So You Want to Own a Hotel
The Nation.
Reality shows continue to be all the rage on television these days.
Whether you want to sing, dance, model, cook, survive, juggle penguins, apprentice, or simply be seen, the next ten minutes of fame can be yours.
Of course for many, the brief glare of the spotlight returns them promptly to the cold harsh darkness of anonymity. From hero to zero – or even less, casting you into some sort of perpetual twilight, like a modern-day vampire who has to huddle in a corner just to survive the endless parade of days.
Enter the new age of the Asian hotel owner. Suddenly, everyone in Thailand wants to own a hotel.
We are not exactly treading new pathways here, at least for those of us who were around in the early to mid 1990s and saw an absolute explosion of hotels and resorts in every nook and cranny of Southeast Asia.
Bolstered by strong currency growth, rising stocks and equities and increasingly high levels of debt, the hospitality-asset gold rush is being joined by projects both sound and bordering on the absurd.
When asking first-time developers exactly why they chose to build a beach hotel 20 kilometers from the beach, or a city-centre business hotel in the middle of an industrial slum, the answer – in more cases than I can recall – is: "I owned the land already".
An entire textbook of similarly silly answers could fill more pages then I care to think about. But in many cases, the hotels erected by these entrepreneurs of the nouveau riche are symbolic of ego rather than financial fundamentals.
1997 stepped in to call a halt to it, with its massive economic contagion.

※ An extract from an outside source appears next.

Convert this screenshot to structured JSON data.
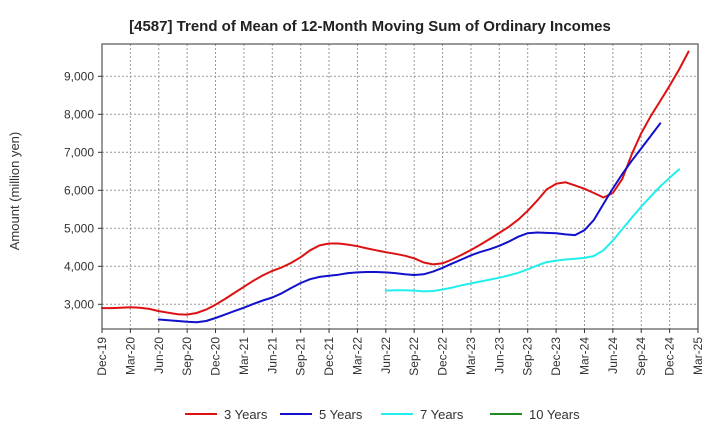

Now, some 13 years later, here we stand again, with currency, debt and a new breed of domestic-hotel investors.
In Bangkok, every soi, sub soi or soi that is barely beyond a track is filling up with hotel, after hotel, after hotel. Well-known brands are intermixed with independents and boutiques with condo hotels or serviced apartments.
On Phuket, a similar crush of midscale vanilla offerings could more appropriately be placed in an entirely new category: the "same-sames". Forget about unique selling propositions, financial and feasibility studies, even experience in the tourism business. Nothing draws the eyes of these new owners from their heavenward search for the anticipated monsoon of endless profits.
I have a bad feeling these days, that things are going to turn ugly sooner rather than later. It's a feeling I get no matter where I travel in Thailand, from Koh Samui or speeding along in Bangkok's Skytrain, to Patong or up in Chiang Mai. It's like a talkative neighbour on a long-haul flight – there's no getting away from it.
Thailand's Board of Investment continues to focus foreign owners' opportunities on new buildings, egging-on overseas investors into the trappings of an over-supplied market. A more practical scheme would be to adjust incentives towards ownership of existing properties, with a proviso that the "same-sames" be upgraded to fit a newer and better model.
New zoning and building restrictions have yet to allow for easy conversion of residential apartments or office buildings into hotels. And of course the Revenue Department has also missed its cue by failing to offer tax breaks for upgrades.
As Phuket's room inventory continues to grow, the inevitable consequence is that it must pursue a mass-volume-based model, which any economist can tell you cannot be sustained over a long period.
Infrastructure and demand generators such as world-class tourism attractions, conference centres and leisure components have arrived in Singapore, Macau, Malaysia and now, slowly, Vietnam. Over the past few years, Thailand has been asleep at the wheel and it's going to be hard to fill the rooms without the necessary business drivers.
1997 remains a keystone in the memory of many. But hopefully Thailand's private sector and the government can initiate a more cohesive and logical approach to long-term sustainable growth in tourism.
As for the budding class of new hotel owners, it's best that they start selecting a few books and learning the business, because it's going be a long, long haul ahead.